Есть ли преемник Мандельштаму? Пастернаку определённо — Кононов („вихревой стиль”). Он же работает на „неиспользованных неточных словах”. Наследник Кузмина и обэриутов , он поёт скворцом…»
Эх, я половины не понимаю, что тут написано. Или, точнее, мне кажется, что я все понимаю, но догадываюсь, что мне это только кажется. В любом случае мне это нравится. Прочесть всю книгу от начала до конца трудно и ненужно.

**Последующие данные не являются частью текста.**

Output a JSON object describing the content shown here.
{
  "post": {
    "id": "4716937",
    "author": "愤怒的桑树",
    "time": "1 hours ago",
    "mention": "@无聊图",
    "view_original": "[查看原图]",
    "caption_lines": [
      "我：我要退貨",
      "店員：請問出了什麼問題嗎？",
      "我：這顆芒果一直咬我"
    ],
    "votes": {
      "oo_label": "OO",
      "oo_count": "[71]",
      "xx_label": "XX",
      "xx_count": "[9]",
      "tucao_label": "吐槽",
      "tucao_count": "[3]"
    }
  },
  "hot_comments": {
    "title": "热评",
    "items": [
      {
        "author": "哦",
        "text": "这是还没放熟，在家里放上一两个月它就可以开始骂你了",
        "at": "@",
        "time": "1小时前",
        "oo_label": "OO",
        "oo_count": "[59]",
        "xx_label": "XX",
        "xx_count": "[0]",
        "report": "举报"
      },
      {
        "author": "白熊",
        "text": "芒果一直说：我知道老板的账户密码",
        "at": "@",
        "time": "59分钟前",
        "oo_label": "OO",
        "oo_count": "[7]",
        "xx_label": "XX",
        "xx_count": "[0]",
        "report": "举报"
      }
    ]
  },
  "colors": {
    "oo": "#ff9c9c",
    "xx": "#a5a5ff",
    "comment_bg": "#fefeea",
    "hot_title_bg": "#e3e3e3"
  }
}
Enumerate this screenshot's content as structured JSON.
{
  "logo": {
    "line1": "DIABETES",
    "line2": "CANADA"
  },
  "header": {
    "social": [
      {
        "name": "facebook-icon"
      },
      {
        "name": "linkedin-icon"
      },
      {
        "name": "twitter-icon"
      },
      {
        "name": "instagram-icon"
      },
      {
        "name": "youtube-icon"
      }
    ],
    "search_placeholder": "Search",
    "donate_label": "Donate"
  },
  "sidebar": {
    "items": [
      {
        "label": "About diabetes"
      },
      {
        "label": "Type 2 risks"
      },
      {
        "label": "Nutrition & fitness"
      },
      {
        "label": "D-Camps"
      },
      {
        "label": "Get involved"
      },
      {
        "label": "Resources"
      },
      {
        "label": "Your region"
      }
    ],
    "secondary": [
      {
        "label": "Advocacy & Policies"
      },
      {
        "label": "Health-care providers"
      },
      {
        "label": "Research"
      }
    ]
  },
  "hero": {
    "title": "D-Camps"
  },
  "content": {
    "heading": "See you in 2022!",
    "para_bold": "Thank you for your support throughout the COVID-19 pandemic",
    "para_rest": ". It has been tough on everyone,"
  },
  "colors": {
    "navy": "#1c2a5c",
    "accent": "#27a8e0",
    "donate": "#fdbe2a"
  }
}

Открываешь на любом месте, через несколько страниц откладываешь книгу и — с благодарностью к автору — думаешь свои собственные мысли.
Д м и т р и й О л ь ш а н с к и й. Когда все кончится. М., «Ключ-С», 2009, 272 стр. (Библиотека Русской жизни.)
С опозданием на год купил в «Билингве» — как-то случайно, по наитию, по вдохновению — сборник Дмитрия Ольшанского, куда вошли его многочисленные эссе из закрывшегося уже журнала «Русская жизнь» (сайт которого тем не менее пока не исчез, см.: http://www.rulife.ru ).
На четвертую страницу обложки, как водится, вынесены всякие суждения об авторе: «Читая Ольшанского, ощущаешь себя неожиданным гопником, который хочет взять интеллигентного героя Мити Ольшанского и с особым цинизмом придавить. <…> Удивительная все-таки способность раздражать и умилять одновременно…» (Дмитрий Воденников); «Некоторые его тексты я бы убил ледорубом. Авторство многих иных откровенно желал бы присвоить» (Захар Прилепин).